All Together Now

7 hours.

With the airworthiness inspection in the rear-view mirror, the next phase of this little adventure starts in earnest.   Of course, “airworthy” is kind of a misnomer.   It’s not airworthy until all the parts I took off for the inspection are back on.   That’s all the inspection panels, wing root fairings, floor panels, and interior.

When Dave and i measured the down angle of the flaps, we got one at 47 degrees and one at 49.   They’re supposed to be at 45, so that was first on my list to fix, but I measured them from the bottom side instead of the top and they both dialed out at 45.   Go figure.   After that, it was on to the interor panels.   I put the baggage bulkhead back in, flap actuator covers, then baggage carpet, bulkhead cover, and side panels.

After that it was the floor panels, with their multitudes of velcro discs designed to hold the carpet steady.   Then the front spar covers, and the tunnel cover.   This got interesting, because there are two holes in the firewall with platenuts that have nothing in them.   I can’t get the AN4 bolt in one of them and the other has a slightly off-center hole, so the bolt won’t seat in the threads of the platenut.   Bah.  Argh.   So I made the decision to put them in from the firewall side, which I’ll do later.

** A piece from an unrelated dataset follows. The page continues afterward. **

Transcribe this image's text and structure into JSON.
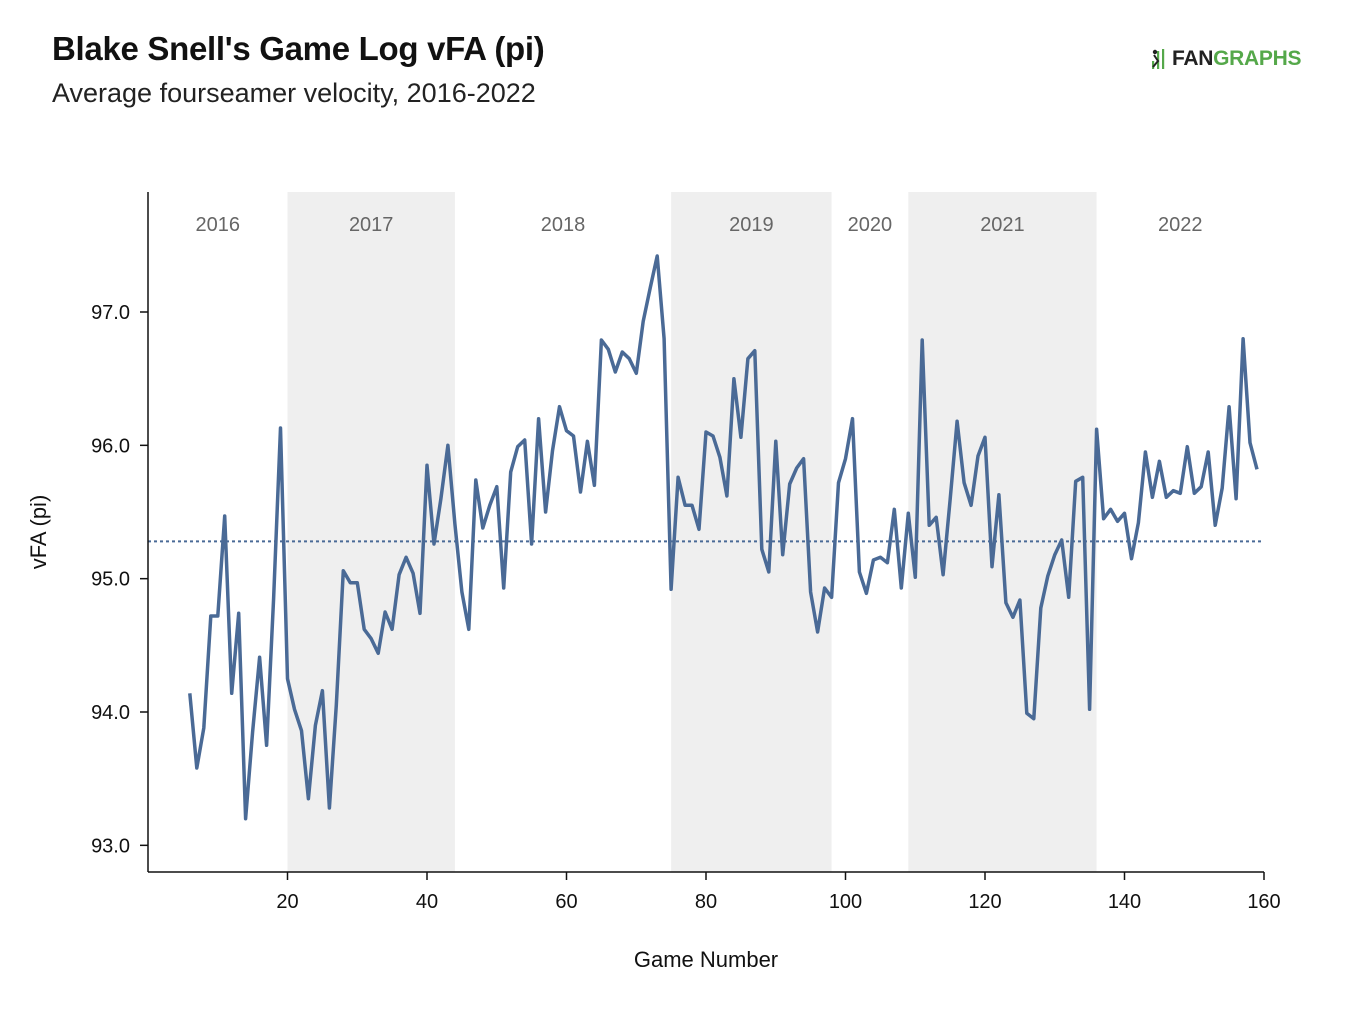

Then the fuel pump cover, with the newly attached fire extinguisher went in.   After that, I put in the carpeting, side panels, and stick boot covers.   It now looks like a proper airplane, and I could fly it, except for one thing:   The roll trim is wired backwards.

Yeah, I know, aren’t you supposed to be “ready for flight” when you call for the inspection?   Well, he didn’t make me fire up anything electrical, so I wouldn’t have caught this, because when I checked the trim motor, I saw the little arm on the trim servo move to the right when I toggled the right side of the 4-way on the stick.   Toggle the left side, the arm goes toward the left.   My brain failed to register that the arm is connected to wires attached to the bottom of the sticks, on the other end of the pivot point, so the arm is actually the reverse of the direction the sticks are moved in flight.

As soon as I realized this, all I could hear was Gunnery Sergeant Hartman in Full Metal Jacket:   “What side was that, Private Pyle?”

This, of course, is after I’d screwed down the fifty or so floor panel screws and installed the carpets and seating.   I figured it might be fun to sit in the airplane and get comfortable with the final UI of my airplane and practice things like getting the fire extinguisher out of its bracket, reaching fuses, finding the most comfortable rest spots for my elbow, that sort of thing.  So imagine my disappointment when I realized I’d have to pull the seat cushions, carpeting, and floor panels to switch the trim wires.

That’s a project for this weekend.   I also need to finish the cowl hinge pins, plug the aforementioned firewall holes, blob a little more RTV into the seams between the baffles and the engine, and do some taxi tests.   I know it taxis, I just want to see if I can get the under-cowl temps down a little more.